Key residues at the membrane-distal surface of KACL, but not glycosylation, determine the functional interaction of the keratinocyte-specific C-type lectin-like receptor KACL with its high-affinity receptor NKp65.

Keratinocyte-associated C-type lectin (KACL) is a peculiar C-type lectin-like receptor (CTLR) due to its selective expression by human keratinocytes and cognate interaction with the genetically coupled CTLR NKp65. KACL and NKp65 are members of the CLEC2 and NKRP1 subfamilies of natural killer gene complex (NKC)-encoded CTLR, respectively. Most NKRP1 molecules are expressed on NK cells and T cells and act as receptors of CLEC2 glycoproteins with their genes being intermingled in a certain sub-region of the mammalian NKC. The reasons for the tight genetic linkage of these dedicated receptor/ligand pairs are unknown, as is the physiological expression of NKp65. Recently, we reported that the CTLR NKp65 and KACL interact with high affinity, resulting in activation of NKp65-expressing NK-92MI cells.

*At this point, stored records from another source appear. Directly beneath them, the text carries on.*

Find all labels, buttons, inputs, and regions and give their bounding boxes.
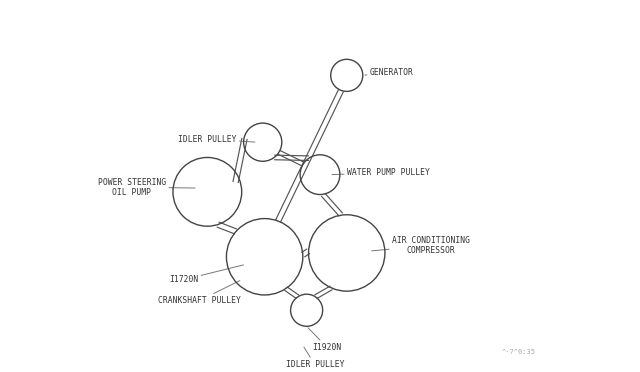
Text: CRANKSHAFT PULLEY: CRANKSHAFT PULLEY [157,280,241,305]
Text: I1920N: I1920N [308,328,342,352]
Text: WATER PUMP PULLEY: WATER PUMP PULLEY [332,168,429,177]
Text: POWER STEERING
OIL PUMP: POWER STEERING OIL PUMP [98,177,195,197]
Text: I1720N: I1720N [169,265,243,284]
Text: ^·7^0:35: ^·7^0:35 [501,349,536,355]
Text: IDLER PULLEY: IDLER PULLEY [178,135,255,144]
Text: IDLER PULLEY: IDLER PULLEY [285,347,344,369]
Text: GENERATOR: GENERATOR [365,68,413,77]
Text: AIR CONDITIONING
COMPRESSOR: AIR CONDITIONING COMPRESSOR [372,235,470,255]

Here, we address the molecular basis of this high-affinity interaction by analysing KACL mutants with KACL-specific monoclonal antibodies (mAb), soluble NKp65 (sNKp65) and NK-92MI-NKp65 cells. We find that none of the three N-linked carbohydrates of KACL glycoproteins significantly contributes to KACL surface expression and NKp65 interaction. However, KACL mutants with non-conservative amino acid substitutions of arginine 158 or isoleucine 161 abrogated binding of both KACL-specific mAb OMA1 and sNKp65, well in line with the blockade of NKp65-KACL interaction by OMA1. Accordingly, functional recognition of these KACL mutants by NK-92M-NKp65 cells was completely abolished. Arginine 158 and isoleucine 161 located at the membrane-distal surface of KACL were defined as residues, decisively determining functional KACL-NKp65 interaction that is independent of KACL glycosylation.